Pick a unique channel prefix per neffos app. If two unrelated apps share one Redis with the same prefix, they'll receive each other's broadcasts.

NATS

import "github.com/kataras/neffos/stackexchange/nats"
import nats "github.com/nats-io/nats.go"

exc, err := nats.NewStackExchange("nats://localhost:4222")
if err != nil { log.Fatal(err) }

server.UseStackExchange(exc)

With auth:

exc, err := nats.NewStackExchange("",
    nats.UserInfo("user", "pass"),
    // or nats.UserCredentials("/path/to/user.creds")
    // or nats.Secure(tlsConfig)
)

Set a unique subject prefix per neffos app:

exc.SubjectPrefix = "my-app.neffos"

Failure-mode comparison

What happens during a broker outage?

Scenario Redis NATS
Broker down at startup NewStackExchange returns error. Same.
Broker dies after startup radix PersistentPubSub keeps trying to reconnect; messages published during the outage are lost. NATS client reconnects automatically; messages published during the outage are lost.
Slow broker Publishes block briefly; can backpressure callers. Same.
Network partition Each instance still serves its local clients; cross-instance traffic is lost during the partition. Same.

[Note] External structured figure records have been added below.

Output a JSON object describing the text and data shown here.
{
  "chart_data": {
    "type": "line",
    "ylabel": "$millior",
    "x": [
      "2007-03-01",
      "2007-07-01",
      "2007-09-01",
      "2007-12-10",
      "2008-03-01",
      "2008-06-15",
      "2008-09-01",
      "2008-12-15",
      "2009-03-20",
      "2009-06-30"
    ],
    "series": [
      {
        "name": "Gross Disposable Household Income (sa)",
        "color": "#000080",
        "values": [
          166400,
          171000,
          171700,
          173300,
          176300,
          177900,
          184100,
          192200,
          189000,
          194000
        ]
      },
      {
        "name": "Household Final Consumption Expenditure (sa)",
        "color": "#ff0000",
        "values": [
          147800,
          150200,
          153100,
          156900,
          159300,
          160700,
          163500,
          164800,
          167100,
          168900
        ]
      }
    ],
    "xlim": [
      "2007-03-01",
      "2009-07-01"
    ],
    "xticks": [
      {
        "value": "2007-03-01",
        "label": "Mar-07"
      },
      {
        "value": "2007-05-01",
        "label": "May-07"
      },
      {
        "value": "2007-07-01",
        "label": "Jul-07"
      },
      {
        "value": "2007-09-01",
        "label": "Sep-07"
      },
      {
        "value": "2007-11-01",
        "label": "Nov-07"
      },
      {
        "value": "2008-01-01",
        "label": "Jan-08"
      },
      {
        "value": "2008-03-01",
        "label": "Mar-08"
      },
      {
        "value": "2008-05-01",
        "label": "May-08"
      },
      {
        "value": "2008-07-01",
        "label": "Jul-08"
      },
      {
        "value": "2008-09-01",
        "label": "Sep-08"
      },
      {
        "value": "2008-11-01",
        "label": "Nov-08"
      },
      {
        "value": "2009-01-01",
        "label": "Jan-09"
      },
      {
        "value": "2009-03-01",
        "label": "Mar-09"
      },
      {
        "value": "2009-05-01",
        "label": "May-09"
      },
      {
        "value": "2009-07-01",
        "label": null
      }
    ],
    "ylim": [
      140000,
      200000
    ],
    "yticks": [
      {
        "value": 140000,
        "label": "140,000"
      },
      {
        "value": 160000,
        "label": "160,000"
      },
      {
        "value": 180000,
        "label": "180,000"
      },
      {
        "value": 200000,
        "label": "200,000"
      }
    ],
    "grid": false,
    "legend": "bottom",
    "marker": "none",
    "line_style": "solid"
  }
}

Neither backend persists in-flight broadcasts in the default configuration. If you need durable broadcast (e.g. "every connected user must eventually see this notification"), persist it in your own store first and re-broadcast on reconnect.

Benchmark guidance

Numbers vary wildly with message size and fan-out, but a few rules of thumb:

  • A single Redis instance can push ~100K small pub/sub messages per second on commodity hardware.
  • A single NATS server can push ~5–10x that for the same workload.
  • The neffos in-process broadcaster (no StackExchange) is faster than either — scale-out is a network round-trip you pay for cross-instance delivery.

If you're approaching broker throughput limits, first check whether you can shard by namespace (each namespace is a separate channel/subject) before changing brokers.